В Майданеке, Треблинке, Освенциме у людей, которых обрекли на последний круг в зондеркомандах — они вытаскивали крючьями тела из газовых камер, — возникало желание рисовать. Они рисовали непонятные образы— человека, у которого из уха торчит крыло, костлявые руки. Этих людей фашисты сразу уничтожали. Они считали, что у заключенного №… психика стерлась до нуля.
Я представил себе, что было бы, если бы фашисты победили, — и воображение нарисовало более страшные картины, чем те, что в лагерях смерти рисовали на каменных стенах. «Пущены на фарш» русские и украинцы, евреи, чехи, поляки, французы. По лесам бродят звери. На подземных заводах работают рабы. Эйхман фантазировал: «Имение где-то за Уралом. Рысаки. Приволье». Идиллия. А кругом обезлюдевшая земля… Но ведь это только этап, затем очередь Азии, Африки, Америки… Всех сожгли бы в печах крематория. Ради какой цели?
И затем они убивали бы себя. Вначале убили бы брюнетов (уже был заготовлен указ о том, что темноволосых немцев не считать вполне арийцами), потом тех, у кого нос слишком длинный или короткий… Фашизм немыслим без того, чтобы кого-то не убивать.
МАРК УОРРЕЛ ИЗ ШТАТА КАЛИФОРНИЯ:
— Однажды патруль привел пленного. Он был ранен. Его бросили на землю, а солдаты стояли вокруг него. Сержант заорал: «Эй, кто хочет его убить?» Пленный не понимал ни слова по-английски, он мог только произнести слова «Женевская конвекция». Он без устали повторял их. Он был еще очень молод. Возможно, он был вьетконговцем. Они начали стрелять в него. Первые выстрелы были мимо, но совсем рядом с ним. Потом пули стали попадать ему в ноги. Вокруг стояло человек пятьдесят морских пехотинцев, и они радовались каждый раз, когда пуля попадала в цель. Никто не хотел его приканчивать, но в конце концов кто-то все же это сделал. У мертвеца отрезали уши, после чего труп унесли и отдали на погребение вьетнамцам в соседней деревне. Уши ребята носили на ленточках, а в убежищах вешали на потолок. Они нанизывали уши связками и очень гордились их числом. Коллекция ушей имелась и у некоторых офицеров. Правда, несколько ребят были против этого.

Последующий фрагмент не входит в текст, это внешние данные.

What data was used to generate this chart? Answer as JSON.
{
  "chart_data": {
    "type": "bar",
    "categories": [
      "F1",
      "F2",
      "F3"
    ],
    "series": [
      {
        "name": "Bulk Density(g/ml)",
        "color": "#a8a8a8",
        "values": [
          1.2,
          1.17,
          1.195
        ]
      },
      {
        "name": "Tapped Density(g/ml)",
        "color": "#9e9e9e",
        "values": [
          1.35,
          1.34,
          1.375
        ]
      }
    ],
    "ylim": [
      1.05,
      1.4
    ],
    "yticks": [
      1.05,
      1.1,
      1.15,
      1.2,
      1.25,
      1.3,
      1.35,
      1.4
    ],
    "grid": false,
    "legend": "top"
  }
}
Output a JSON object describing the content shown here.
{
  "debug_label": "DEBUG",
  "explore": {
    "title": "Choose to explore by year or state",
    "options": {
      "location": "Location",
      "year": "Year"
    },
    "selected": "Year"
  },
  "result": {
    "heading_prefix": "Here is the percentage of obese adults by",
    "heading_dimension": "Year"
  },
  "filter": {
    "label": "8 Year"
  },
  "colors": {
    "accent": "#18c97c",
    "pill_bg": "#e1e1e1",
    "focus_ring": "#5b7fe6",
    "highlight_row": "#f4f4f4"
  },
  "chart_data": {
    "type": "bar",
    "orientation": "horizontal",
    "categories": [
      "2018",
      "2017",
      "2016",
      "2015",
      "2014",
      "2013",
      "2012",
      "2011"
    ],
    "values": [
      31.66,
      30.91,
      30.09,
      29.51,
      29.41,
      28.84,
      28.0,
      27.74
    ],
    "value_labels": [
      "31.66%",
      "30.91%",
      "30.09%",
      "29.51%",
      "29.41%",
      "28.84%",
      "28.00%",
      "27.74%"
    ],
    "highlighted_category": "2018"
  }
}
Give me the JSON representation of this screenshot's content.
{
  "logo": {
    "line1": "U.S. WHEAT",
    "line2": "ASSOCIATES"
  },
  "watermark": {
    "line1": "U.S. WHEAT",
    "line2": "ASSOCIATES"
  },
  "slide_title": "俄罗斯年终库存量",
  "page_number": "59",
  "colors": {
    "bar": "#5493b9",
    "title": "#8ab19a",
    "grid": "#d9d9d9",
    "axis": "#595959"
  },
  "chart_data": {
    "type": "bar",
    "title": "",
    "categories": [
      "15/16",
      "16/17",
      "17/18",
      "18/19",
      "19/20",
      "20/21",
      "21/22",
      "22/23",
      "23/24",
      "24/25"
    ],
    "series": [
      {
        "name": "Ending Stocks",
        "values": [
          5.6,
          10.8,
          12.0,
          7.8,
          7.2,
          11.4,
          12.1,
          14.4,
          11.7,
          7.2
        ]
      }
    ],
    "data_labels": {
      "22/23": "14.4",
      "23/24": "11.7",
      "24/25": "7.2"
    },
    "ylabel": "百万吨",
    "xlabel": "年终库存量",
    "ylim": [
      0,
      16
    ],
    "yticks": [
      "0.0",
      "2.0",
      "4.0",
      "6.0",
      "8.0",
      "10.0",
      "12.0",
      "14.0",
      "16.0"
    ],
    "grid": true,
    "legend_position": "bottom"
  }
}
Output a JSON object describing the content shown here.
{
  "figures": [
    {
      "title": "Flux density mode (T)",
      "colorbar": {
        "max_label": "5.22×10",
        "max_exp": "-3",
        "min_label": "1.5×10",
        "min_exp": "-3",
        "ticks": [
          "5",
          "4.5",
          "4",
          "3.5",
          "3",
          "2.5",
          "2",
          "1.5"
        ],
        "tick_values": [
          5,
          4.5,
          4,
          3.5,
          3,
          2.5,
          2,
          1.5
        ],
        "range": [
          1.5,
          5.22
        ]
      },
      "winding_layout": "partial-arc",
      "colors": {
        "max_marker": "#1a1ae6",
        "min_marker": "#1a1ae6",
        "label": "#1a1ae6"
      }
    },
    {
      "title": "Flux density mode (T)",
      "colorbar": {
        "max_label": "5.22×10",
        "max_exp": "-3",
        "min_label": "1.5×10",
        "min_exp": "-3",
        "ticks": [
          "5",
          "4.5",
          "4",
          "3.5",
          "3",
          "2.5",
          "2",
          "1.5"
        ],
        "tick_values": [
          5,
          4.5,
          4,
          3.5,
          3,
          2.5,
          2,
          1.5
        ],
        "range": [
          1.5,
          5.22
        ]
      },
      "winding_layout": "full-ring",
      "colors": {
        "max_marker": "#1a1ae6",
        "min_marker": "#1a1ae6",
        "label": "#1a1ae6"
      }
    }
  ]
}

Однако они знали: если они вздумают протестовать против коллекционирования ушей, их самих пристрелят при первом же удобном случае выстрелом в спину. Так что жалоб не было.
А по утрам на юге по-прежнему синели вершины гор. И вот двадцать два года спустя я пришел в свой двор. Он показался маленьким, в несколько шагов. Флигель врос в землю. Чуть слышно шумела листьями алыча. Когда-то бабушка ставила под нее стол, на стол ведерный медный самовар, вокруг рассаживались станичники, и велась неторопливая беседа, в которой повторялось непременное: «А помнишь?» Теперь я тоже мог сесть под дерево, сорвать желтую пахучую ягоду, положить в чай, раздавить ложкой и, попивая терпкий напиток, повторять: «А помнишь?»